China’s exports to the US have been severely limited by Trump’s tariffs. But its exports elsewhere have strengthened. The US just isn’t a big enough consumer to bring China to heel.

The only way China’s rare earths blackmail doesn’t work is if it turns out it doesn’t have the capacity to monitor global supply chains to enforce the bans effectively, allowing companies to shuffle products around without being seen. But if you’re a manufacturer with a presence in China, is that a risk you’re going to take?

The usual suspects

Back with more familiar areas of dysfunction, if you want an intractable shambles you can always rely on global steel trade and Argentina. Never were a commodity and country more bent on screwing up the global trading system and destroying the norms of financial governance.

Steel first. Brussels last week pulled off the kind of manoeuvre only the EU could do with such panache — a huge protectionist intervention of cutting steel quotas and raising non-quota tariffs while blithely claiming the move is within World Trade Organization rules. As Sam Lowe points out here, this might end up with the EU belatedly being bullied into the club to keep out Chinese steel, something that the Biden administration tried and failed to do.

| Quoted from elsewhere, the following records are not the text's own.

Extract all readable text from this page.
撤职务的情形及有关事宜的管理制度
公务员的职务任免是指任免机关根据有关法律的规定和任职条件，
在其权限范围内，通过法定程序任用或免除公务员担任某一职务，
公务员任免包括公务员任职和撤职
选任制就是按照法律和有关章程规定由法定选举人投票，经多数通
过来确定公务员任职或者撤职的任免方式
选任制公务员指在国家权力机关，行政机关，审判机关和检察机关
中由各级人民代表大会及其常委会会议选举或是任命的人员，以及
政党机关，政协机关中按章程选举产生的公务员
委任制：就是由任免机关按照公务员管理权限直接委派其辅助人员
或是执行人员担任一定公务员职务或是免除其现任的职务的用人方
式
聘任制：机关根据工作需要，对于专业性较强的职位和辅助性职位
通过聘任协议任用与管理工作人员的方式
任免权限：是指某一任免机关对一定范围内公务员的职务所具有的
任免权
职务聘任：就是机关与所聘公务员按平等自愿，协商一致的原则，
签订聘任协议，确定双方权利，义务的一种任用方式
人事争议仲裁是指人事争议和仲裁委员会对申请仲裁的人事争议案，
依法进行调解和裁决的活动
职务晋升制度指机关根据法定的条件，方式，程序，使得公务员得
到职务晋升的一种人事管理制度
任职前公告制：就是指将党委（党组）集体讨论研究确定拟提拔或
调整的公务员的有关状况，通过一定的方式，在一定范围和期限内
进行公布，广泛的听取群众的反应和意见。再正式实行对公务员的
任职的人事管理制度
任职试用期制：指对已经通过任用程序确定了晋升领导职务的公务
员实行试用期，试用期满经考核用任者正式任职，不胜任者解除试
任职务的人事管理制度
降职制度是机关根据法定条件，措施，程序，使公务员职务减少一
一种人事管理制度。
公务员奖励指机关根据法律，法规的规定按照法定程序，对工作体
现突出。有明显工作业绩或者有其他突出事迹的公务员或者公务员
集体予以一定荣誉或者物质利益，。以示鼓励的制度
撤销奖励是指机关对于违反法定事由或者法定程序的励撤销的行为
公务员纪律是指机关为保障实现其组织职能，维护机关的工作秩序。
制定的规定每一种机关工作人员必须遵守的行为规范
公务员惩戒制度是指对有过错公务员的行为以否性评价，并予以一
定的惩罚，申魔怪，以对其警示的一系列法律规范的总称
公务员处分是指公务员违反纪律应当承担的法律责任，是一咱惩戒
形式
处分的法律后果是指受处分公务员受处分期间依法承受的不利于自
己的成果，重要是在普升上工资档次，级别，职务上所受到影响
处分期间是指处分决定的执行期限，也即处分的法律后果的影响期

Now, it’s worrying if this is evidence of the long-feared trade deflection, where waves of US-bound Chinese exports bounce off the Trump tariff wall and slosh around the world trading system, driving down prices and causing protectionist consternation all over.

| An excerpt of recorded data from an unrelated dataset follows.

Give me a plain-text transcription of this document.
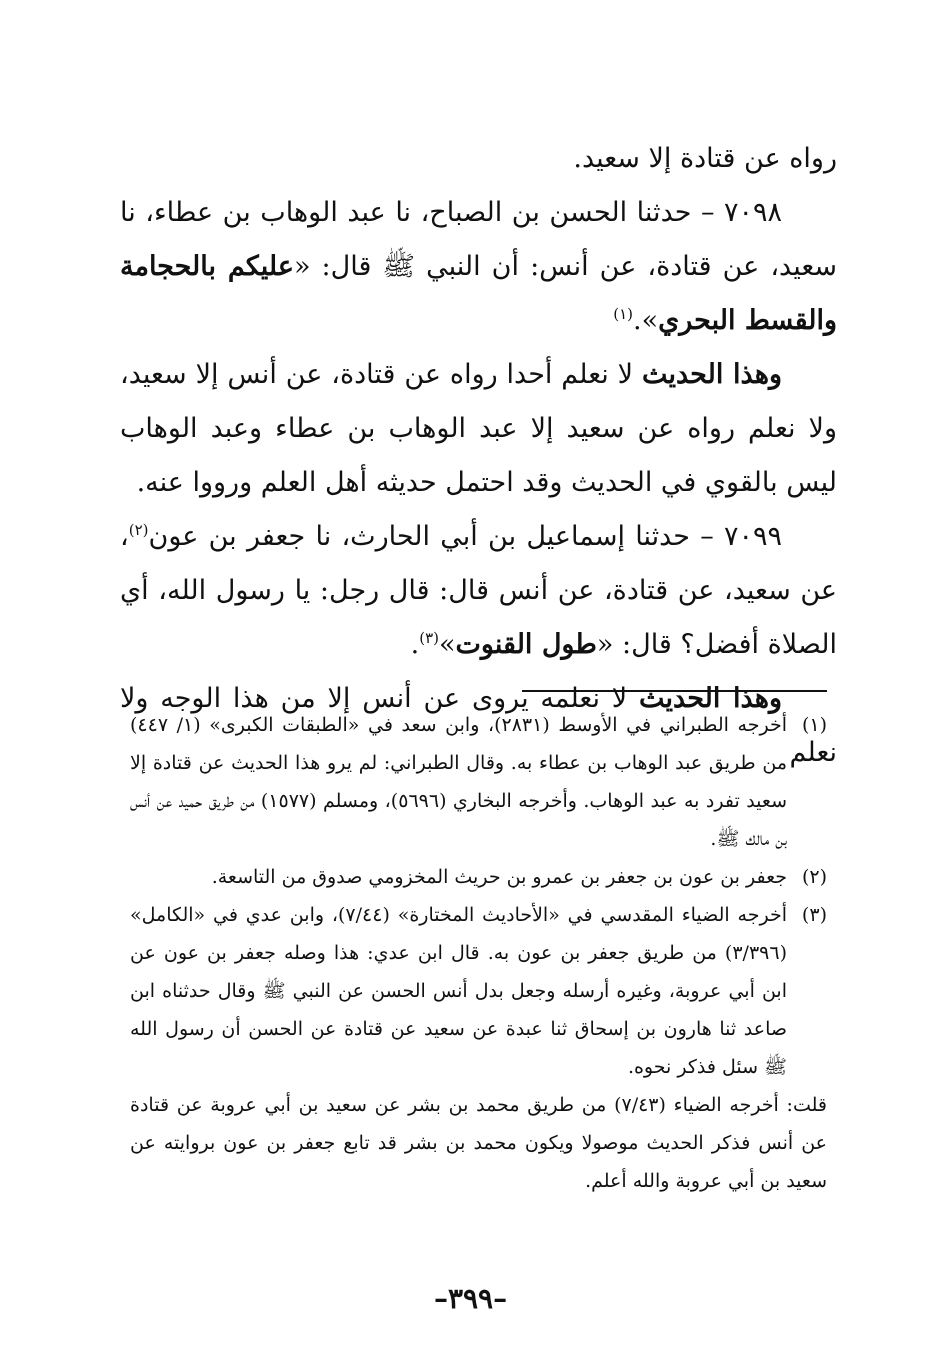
رواه عن قتادة إلا سعيد.

٧٠٩٨ – حدثنا الحسن بن الصباح، نا عبد الوهاب بن عطاء، نا سعيد، عن قتادة، عن أنس: أن النبي ﷺ قال: «عليكم بالحجامة والقسط البحري».$^{(١)}$

وهذا الحديث لا نعلم أحدا رواه عن قتادة، عن أنس إلا سعيد، ولا نعلم رواه عن سعيد إلا عبد الوهاب بن عطاء وعبد الوهاب ليس بالقوي في الحديث وقد احتمل حديثه أهل العلم ورووا عنه.

٧٠٩٩ – حدثنا إسماعيل بن أبي الحارث، نا جعفر بن عون$^{(٢)}$، عن سعيد، عن قتادة، عن أنس قال: قال رجل: يا رسول الله، أي الصلاة أفضل؟ قال: «طول القنوت»$^{(٣)}$.

وهذا الحديث لا نعلمه يروى عن أنس إلا من هذا الوجه ولا نعلم

(١)أخرجه الطبراني في الأوسط (٢٨٣١)، وابن سعد في «الطبقات الكبرى» (١/ ٤٤٧) من طريق عبد الوهاب بن عطاء به. وقال الطبراني: لم يرو هذا الحديث عن قتادة إلا سعيد تفرد به عبد الوهاب. وأخرجه البخاري (٥٦٩٦)، ومسلم (١٥٧٧) من طريق حميد عن أنس بن مالك ﷺ.

(٢)جعفر بن عون بن جعفر بن عمرو بن حريث المخزومي صدوق من التاسعة.

(٣)أخرجه الضياء المقدسي في «الأحاديث المختارة» (٧/٤٤)، وابن عدي في «الكامل» (٣/٣٩٦) من طريق جعفر بن عون به. قال ابن عدي: هذا وصله جعفر بن عون عن ابن أبي عروبة، وغيره أرسله وجعل بدل أنس الحسن عن النبي ﷺ وقال حدثناه ابن صاعد ثنا هارون بن إسحاق ثنا عبدة عن سعيد عن قتادة عن الحسن أن رسول الله ﷺ سئل فذكر نحوه.

قلت: أخرجه الضياء (٧/٤٣) من طريق محمد بن بشر عن سعيد بن أبي عروبة عن قتادة عن أنس فذكر الحديث موصولا ويكون محمد بن بشر قد تابع جعفر بن عون بروايته عن سعيد بن أبي عروبة والله أعلم.

–٣٩٩–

But as Simon Evenett of the Global Trade Alert project notes, steel is already almost completely blocked from the US market after decades of antidumping and anti-subsidy duties. So it’s unlikely that Trump tariffs have much to do with the global glut. (China is probably just increasing production to keep its growth rate up.) So let’s not read too much into the EU’s actions for the moment. I mean, really. It’s just steel. It’s always steel.

Now Argentina. The Trump administration, always liable to place ideology above simple common sense, has put some substance behind its promise to help Argentina, directly supporting the peso in currency markets last week with money from the Exchange Stabilization Fund. (The ESF has been used for other bailouts in the past, notably Mexico in 1994.)

This is quite the move. US Treasury secretary Scott Bessent called it a “currency swap framework”. But as former US officials Heidi and Doug Rediker pointed out for Alphaville, the term “swap line” is reserved for central banks providing liquidity to counterparts. This, on the other hand, is a discretionary taxpayer-backed loan made for political reasons. 

So does this presage a new era of geopolitically-oriented lending? Possibly. But the US’s willingness to put taxpayers’ money at risk has limits, and even the IMF’s desire to keep on good terms with the Trump administration won’t give the president unlimited multilateral funds to bail out friends. Pressure on the US Federal Reserve to issue swap lines to geopolitical allies really would be a big deal, but we aren’t there yet. So far it’s, you know, just Argentina. It’s always Argentina.

Charted waters

As noted above, Trump’s tariff threats caused the sharpest one-day sell-off in the S&P 500 since April.

  • Ignacio García Bercero, former senior European Commission trade official, argues that the EU should soften its new quota and tariff restrictions on steel imports.

  • Pharma company AstraZeneca has struck a deal with Trump to cut drug prices in return for a reprieve on tariffs.

  • Two weeks ago I was sceptical that China’s largely symbolic offer to give up its “special and differential” privileges at the WTO would impress the US. I was right: the Trump administration last week told a WTO meeting that it was essentially meaningless.

  • Another one for the “global food crisis that got the globalisation worrywarts out in force but actually turned out to be OK” file: after climbing rapidly higher over the past couple of years, cocoa prices have dropped to a 20-month low. Amazing to relate, this partly reflects supply going up as growers react to higher prices.

  • England has suffered its second-worst harvest on record this year, while global wheat output is likely to hit a new high. Just as well we have international trade, then. Shout-out to old Bob Peel for his help on this one.